I didn’t answer. Her hand lay on top of the bar and the ends of her fingers touched mine. She moved her fingers on top of my hand, then set down her glass and tilted her face up and held her eyes on mine. I kissed her on the mouth, then felt her body press against me, her weight rise on one foot, the muscles of her back flex under my hands.
Her hair smelled like salt wind and sunlight and I could feel her breath like a feather against my neck. Through the half-opened bedroom door the taut whiteness of the bedspread and the bloom of pillows at the headboard seemed the most lovely rectangle of light and symmetry and comfort in the world. She rubbed the top of her head against my mouth and pressed her s
tomach tightly against me, one hand slipping down the small of my back. In my mind’s eye I felt already drawn inside the cradle of her thighs, inside the absolute glory and heat of her body, her mouth a throaty whisper against my ear.
Then I looked through the window and saw L.Q. Navarro in the front yard, leaning against a pine trunk, his arms folded, one boot cocked toe-down across the other, his face obscured by his hat.

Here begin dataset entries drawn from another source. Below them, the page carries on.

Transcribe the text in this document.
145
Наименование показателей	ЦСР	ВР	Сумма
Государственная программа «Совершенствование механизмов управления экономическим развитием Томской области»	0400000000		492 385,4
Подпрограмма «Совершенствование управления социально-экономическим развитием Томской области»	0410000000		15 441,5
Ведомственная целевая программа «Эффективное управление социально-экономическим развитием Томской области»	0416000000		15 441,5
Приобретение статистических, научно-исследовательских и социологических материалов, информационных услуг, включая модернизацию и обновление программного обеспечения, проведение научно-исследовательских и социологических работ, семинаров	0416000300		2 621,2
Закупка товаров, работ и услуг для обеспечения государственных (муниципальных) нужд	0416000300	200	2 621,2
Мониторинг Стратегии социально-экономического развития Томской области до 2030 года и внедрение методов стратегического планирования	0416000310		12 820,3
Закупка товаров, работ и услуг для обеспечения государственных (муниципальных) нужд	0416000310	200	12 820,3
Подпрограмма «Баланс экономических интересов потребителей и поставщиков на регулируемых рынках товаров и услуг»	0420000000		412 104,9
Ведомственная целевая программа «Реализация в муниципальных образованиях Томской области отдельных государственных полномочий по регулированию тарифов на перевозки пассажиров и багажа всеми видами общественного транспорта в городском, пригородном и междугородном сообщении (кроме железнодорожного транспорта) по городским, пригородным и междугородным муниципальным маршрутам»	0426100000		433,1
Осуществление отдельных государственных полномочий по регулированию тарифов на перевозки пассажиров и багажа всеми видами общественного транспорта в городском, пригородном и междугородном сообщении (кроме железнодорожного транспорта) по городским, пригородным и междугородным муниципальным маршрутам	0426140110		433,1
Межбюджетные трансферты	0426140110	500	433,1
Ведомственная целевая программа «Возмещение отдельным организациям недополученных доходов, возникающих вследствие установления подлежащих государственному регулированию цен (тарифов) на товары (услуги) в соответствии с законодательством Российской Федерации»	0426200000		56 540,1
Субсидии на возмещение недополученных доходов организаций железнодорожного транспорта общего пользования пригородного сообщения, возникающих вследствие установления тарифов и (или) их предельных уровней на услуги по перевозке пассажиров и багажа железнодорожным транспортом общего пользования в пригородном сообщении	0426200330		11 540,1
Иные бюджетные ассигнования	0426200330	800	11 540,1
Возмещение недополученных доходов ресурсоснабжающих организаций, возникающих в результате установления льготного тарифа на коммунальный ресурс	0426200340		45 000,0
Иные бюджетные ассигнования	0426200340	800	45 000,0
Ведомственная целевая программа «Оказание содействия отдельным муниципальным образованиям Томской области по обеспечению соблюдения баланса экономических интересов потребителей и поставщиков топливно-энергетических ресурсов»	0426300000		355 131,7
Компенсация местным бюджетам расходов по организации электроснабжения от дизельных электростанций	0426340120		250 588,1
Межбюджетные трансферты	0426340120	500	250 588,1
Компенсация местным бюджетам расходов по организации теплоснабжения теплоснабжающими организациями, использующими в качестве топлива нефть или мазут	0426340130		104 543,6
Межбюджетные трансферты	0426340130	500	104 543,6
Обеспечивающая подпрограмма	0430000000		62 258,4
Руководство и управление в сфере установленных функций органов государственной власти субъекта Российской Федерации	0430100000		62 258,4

“What the hell you doin’, son?” his voice said.
I felt myself step away from Peggy Jean and the fullness of her breasts and the mystery of her eyes.
“Why are you staring out the window?” she asked.
“Because there’s no sound,” I replied.
“There’s no—” she began.
“The children were yelling in the rapids. Now it’s quiet. Why did they stop yelling?” I said.
“What’s the matter with you, Billy Bob? Sometimes you act like you’re crazy,” she said.
But I wasn’t listening now. I went into the front yard, into the wind that was colder than it should have been, into a smell that was like autumn woods and pine needles in shadow and the gases from dead flowers. From the edge of the promontory I could see the thick green surface of the river, the current bunching at the rapids, the braided foam that twisted and swelled in a long riffle over gray boulders, the evening shadows that seemed to transfix the bottom of the ravine with silence.
The two hired lifeguards, their torsos swollen with the contours of weight lifters, stood on the bank, surrounded by children, scanning the water in both directions. One lifeguard began pushing nervously at his forehead with his fingers; the other walked up and down the bank, questioning the children, his face reddening with exasperation, as though they were deliberately denying him the solution to his problem.
Then I saw Pete through the pines on the slope, forty yards down from the rapids, struggling in a whirlpool that had formed on the lee side of a huge boulder. His inner tube was on the outside of the vortex, only three or four feet from his grasp, but it might as well have been an ocean away.
He flailed at the water, kicking hard for the bank, then his thin shoulders spun in the center of the whirlpool and he went under.